School NCLB Test Scores May or May Not Reflect Your Child's Learning:
  • School scores estimate a school's own growth compared to itself. Your child's test scores may be very different from the overall school index.
  • Some schools that fail to make AYP may actually have better scores than schools that are meeting AYP goals. Nationally standardized test scores, if available, may be better for understanding how your child is learning and the quality of the school overall.
  • NCLB status is helpful, but not sufficient, to understand what is going on in the school and district or with your child's achievement.

Understand the Limits on Your Choices - Other Schools May, May Not be Better

Districts decide which schools to offer for choice based on issues such as space, student/teacher ratios, and transportation. Districts may offer tutoring in lieu of choice if no schools are available. If placement options are limited, and they almost certainly are, schools may prioritize the lowest performing, lowest-income students to receive school choice. They may also maintain waiting lists. Schools may reject students if they feel their staff, facilities, or other resources are inadequate to accommodate students. In short, even if school choice is required, it may not be available to your child.

Students in Failing Schools May Get Individual Tutoring

Students in schools not making AYP may qualify for individual tutoring beyond the school day. This is typically not available in schools that are making AYP. Parents should contact their district Title I coordinator find out if tutoring is available to their children and carefully weigh the benefit tutoring in the current school versus changing to another school without it. Remember that IDEA and Section 504 students can get increased specially designed instruction through their IEPs during the day and extended school year services if they show regression in skills, regardless of the schools they attend.

Consider Your Child's Learning Experiences and Relationships with Teachers

Consideration of your child's individual learning experiences and relationships with teachers and peers is important:
  • Do his teachers work cooperatively with you?
  • Is she a valued and important part of her school community?
  • Do his regular and special education teachers seem attuned to his learning needs?
  • Can teachers go beyond methods and materials to elicit your child's love of learning and desire to achieve?
  • Emotionally, could your child handle such a move?
  • How long does it typically take your child to recover from a significant change?
  • Are other aspects of your child stable and healthy?

Consider What Will Change in Your Child's School

Schools failing to make AYP make substantial changes. Intense analysis of instruction administrative practices is conducted. State departments of education and professional development agencies are often called in to help schools identify areas in need of improvement and implement research-based strategies to increase student achievement. Parents are often invited to participate in this process. Ask your school and district administrators what changes will be made in your child's school, how you will be informed, and what you can do to stay involved.

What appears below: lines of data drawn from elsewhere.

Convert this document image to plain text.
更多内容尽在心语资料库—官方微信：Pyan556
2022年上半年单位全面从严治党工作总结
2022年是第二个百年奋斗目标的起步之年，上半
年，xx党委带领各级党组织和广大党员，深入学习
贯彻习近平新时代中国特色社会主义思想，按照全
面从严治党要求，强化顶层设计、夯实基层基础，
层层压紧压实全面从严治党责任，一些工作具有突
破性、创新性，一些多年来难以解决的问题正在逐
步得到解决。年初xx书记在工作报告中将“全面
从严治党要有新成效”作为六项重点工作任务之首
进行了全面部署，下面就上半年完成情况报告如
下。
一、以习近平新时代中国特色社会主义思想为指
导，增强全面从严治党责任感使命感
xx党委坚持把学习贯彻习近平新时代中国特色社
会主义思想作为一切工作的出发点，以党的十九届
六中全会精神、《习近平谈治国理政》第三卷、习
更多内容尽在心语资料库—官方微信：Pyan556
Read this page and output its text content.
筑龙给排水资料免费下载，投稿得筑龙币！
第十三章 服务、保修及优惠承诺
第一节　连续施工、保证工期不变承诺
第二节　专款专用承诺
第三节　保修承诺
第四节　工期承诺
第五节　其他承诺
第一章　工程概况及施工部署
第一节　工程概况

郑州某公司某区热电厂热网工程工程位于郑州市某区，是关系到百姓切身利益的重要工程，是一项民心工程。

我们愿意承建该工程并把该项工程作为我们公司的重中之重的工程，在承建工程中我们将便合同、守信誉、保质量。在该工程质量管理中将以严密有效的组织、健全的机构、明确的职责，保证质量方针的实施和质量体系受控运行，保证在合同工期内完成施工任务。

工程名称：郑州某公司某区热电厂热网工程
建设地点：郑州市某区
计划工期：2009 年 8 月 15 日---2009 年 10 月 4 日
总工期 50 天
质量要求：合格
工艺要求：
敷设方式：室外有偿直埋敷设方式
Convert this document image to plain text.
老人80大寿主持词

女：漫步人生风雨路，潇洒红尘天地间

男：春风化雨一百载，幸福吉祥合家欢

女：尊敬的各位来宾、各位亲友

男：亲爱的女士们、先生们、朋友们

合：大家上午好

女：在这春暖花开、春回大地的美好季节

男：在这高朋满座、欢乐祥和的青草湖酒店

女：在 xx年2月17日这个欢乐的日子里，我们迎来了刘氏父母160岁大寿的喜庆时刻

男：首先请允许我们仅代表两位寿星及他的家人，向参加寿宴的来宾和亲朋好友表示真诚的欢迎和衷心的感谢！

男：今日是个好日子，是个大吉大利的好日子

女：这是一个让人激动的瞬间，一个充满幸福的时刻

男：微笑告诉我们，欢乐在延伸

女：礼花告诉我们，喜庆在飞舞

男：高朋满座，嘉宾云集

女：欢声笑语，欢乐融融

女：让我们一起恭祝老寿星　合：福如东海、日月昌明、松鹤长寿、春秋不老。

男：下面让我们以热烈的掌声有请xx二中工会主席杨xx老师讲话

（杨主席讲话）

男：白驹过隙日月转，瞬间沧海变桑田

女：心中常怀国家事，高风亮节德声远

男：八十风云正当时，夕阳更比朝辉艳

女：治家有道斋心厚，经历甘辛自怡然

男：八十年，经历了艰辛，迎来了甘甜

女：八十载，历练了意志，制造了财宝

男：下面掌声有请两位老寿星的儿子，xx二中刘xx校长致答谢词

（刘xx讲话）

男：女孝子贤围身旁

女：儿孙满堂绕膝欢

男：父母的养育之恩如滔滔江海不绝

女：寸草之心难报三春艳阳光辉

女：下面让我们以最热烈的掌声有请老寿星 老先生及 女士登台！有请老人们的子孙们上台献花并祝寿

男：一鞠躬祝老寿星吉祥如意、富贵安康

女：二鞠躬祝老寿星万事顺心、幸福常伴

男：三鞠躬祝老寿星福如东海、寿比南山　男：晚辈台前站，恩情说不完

If You Decide to Change Schools

  • Ask if the district will provide transportation.
  • Will the district allow your child to remain in his new school if his old school improves?
  • If your child is allowed to remain in the new school, and his old school improves, the district may or may not continue to provide transportation to the new school. NCLB does not require ongoing transportation in those cases. Plan ahead for what you will do if that happens.
  • Find out if your child can return to his old school if the new school does not meet his needs.
  • Meet with your child's IEP team to develop a transition plan before the move to the new school.